Now, though, the emissary who arrived and made his formal compliments looked as if he was wondering if the horse had broken training and planned to throw the rider. Bryessidan did his best to say all the polite things, but alone with Gidji, he allowed himself to rage at the unfairness of it all.

Next to arrive was a contingent from Azure Towers. Azure Towers shared the Mires’ only other land border. Indeed, the rivers that emptied into the Mires passed through the Azure Towers uplands before draining into the wetlands. Veztressidan had coveted Azure Towers for control of those allimportant waters. Back in Bryessidan’s grandfather’s day, there had been a nasty situation regarding an ambitious plan to dam one of the key rivers, but natural forces had stepped in before raids could escalate into outright war. Heavy rains and flooding had proven the lack of wisdom involved in damming a major river so thoroughly there was no outflow. No one talked about it, but no one had forgotten it either.

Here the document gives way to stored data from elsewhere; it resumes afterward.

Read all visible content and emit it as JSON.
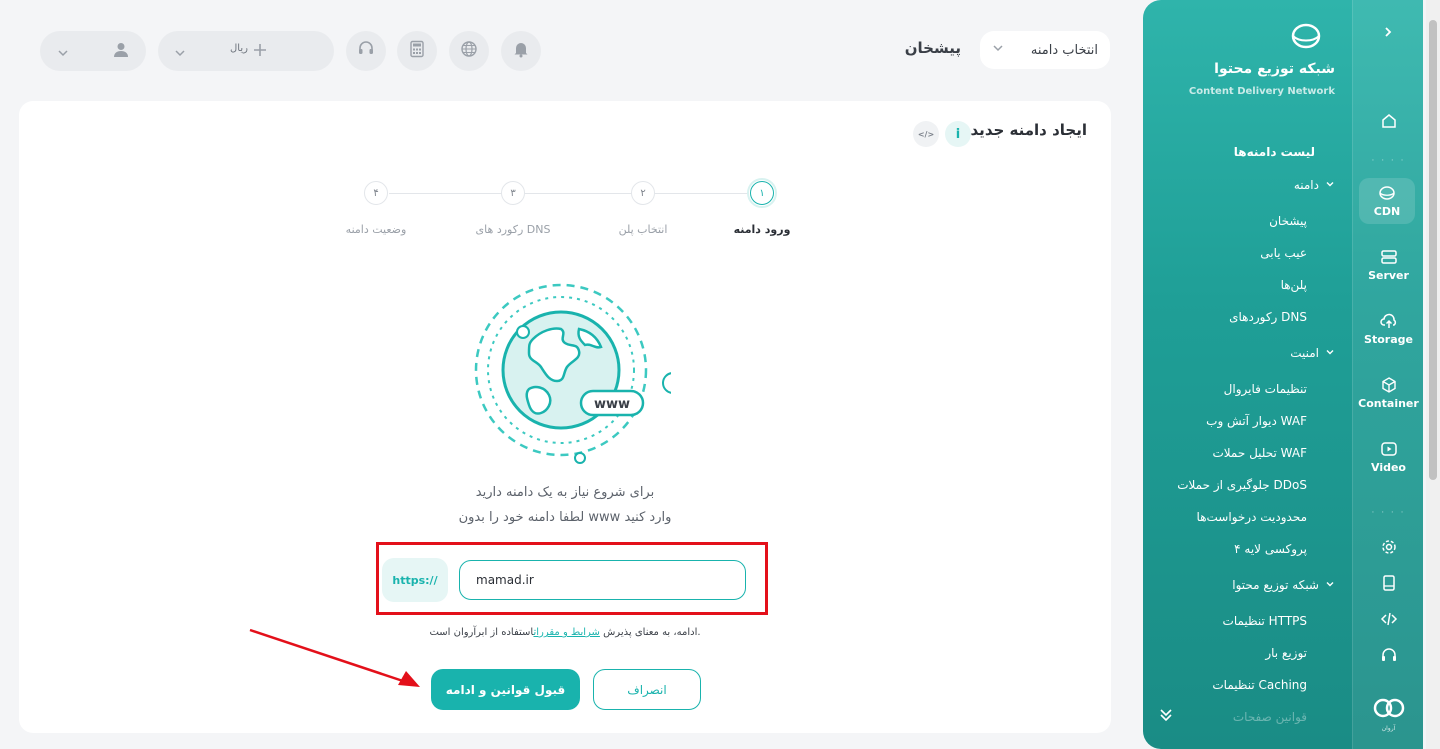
{
  "header": {
    "page_title": "پیشخان",
    "domain_select": "انتخاب دامنه",
    "currency_label": "ریال",
    "icons": [
      "user-icon",
      "plus-icon",
      "headset-icon",
      "calculator-icon",
      "globe-icon",
      "bell-icon"
    ]
  },
  "card": {
    "title": "ایجاد دامنه جدید",
    "info": "i",
    "code": "</>"
  },
  "stepper": {
    "steps": [
      {
        "num": "۱",
        "label": "ورود دامنه"
      },
      {
        "num": "۲",
        "label": "انتخاب پلن"
      },
      {
        "num": "۳",
        "label": "رکورد های DNS"
      },
      {
        "num": "۴",
        "label": "وضعیت دامنه"
      }
    ]
  },
  "illustration": {
    "badge": "www"
  },
  "form": {
    "desc_line1": "برای شروع نیاز به یک دامنه دارید",
    "desc_line2": "لطفا دامنه خود را بدون www وارد کنید",
    "prefix": "https://",
    "domain_value": "mamad.ir",
    "terms_before": "ادامه، به معنای پذیرش ",
    "terms_link": "شرایط و مقررات",
    "terms_after": "استفاده از ابرآروان است.",
    "accept_button": "قبول قوانین و ادامه",
    "cancel_button": "انصراف"
  },
  "sidebar": {
    "brand_title": "شبکه توزیع محتوا",
    "brand_subtitle": "Content Delivery Network",
    "domain_list": "لیست دامنه‌ها",
    "group_domain": "دامنه",
    "domain_items": [
      "پیشخان",
      "عیب یابی",
      "پلن‌ها",
      "رکوردهای DNS"
    ],
    "group_security": "امنیت",
    "security_items": [
      "تنظیمات فایروال",
      "دیوار آتش وب WAF",
      "تحلیل حملات WAF",
      "جلوگیری از حملات DDoS",
      "محدودیت درخواست‌ها",
      "پروکسی لایه ۴"
    ],
    "group_cdn": "شبکه توزیع محتوا",
    "cdn_items": [
      "تنظیمات HTTPS",
      "توزیع بار",
      "تنظیمات Caching",
      "قوانین صفحات"
    ],
    "rail": [
      "CDN",
      "Server",
      "Storage",
      "Container",
      "Video"
    ],
    "dots": "· · · ·",
    "logo_text": "آروان"
  },
  "colors": {
    "accent": "#19b3ad",
    "annotation": "#e3101a"
  }
}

Bryessidan listened to the words of the tall woman in her long gown of superfine wool, and heard beneath what she said the question:
“Are you the one building dams this time?”

He hastened to assure her not. and he hoped she believed him.

Emissaries arrived almost every day thereafter. The continent was not united as Bryessidan had been taught it had been in the days when sorcery had been the true law of the land. Then the Mires and its neighbors had all been one nation, the gates not the means of international commerce, but conveniences, doors between sections of one rambling house.

Gidji’s people came as part of what Bryessidan thought of as the second wave: that is, representatives of peoples who were not precisely neighbors, but who had lived close enough to see what Veztressidan’s ambitions might mean to them someday in the not too distant future.

Like many of those in the second wave, they came by ship, fighting contrary currents and annoying winds to the security of the harbor nearest to the capital of the Mires. Unlike many of those new arrivals, no mere emissary arrived but King Hurwin the Hammer himself. Gidji’s father and, despite his surface affability, a rather terrifying person to Bryessidan.

Tall, broad-shouldered, barrel-chested, ruddy-complected, with fair hair that shone all the brighter where age touched it with silver, King Hurwin stooped to embrace his daughter and grandchildren before bothering with the formalities.

The second-youngest, four-year-old Neysa, chirped, “Grandpapa, you’re hard to hug. My face is all bruised!”

King Hurwin laughed, knuckling the child’s head with rough affection.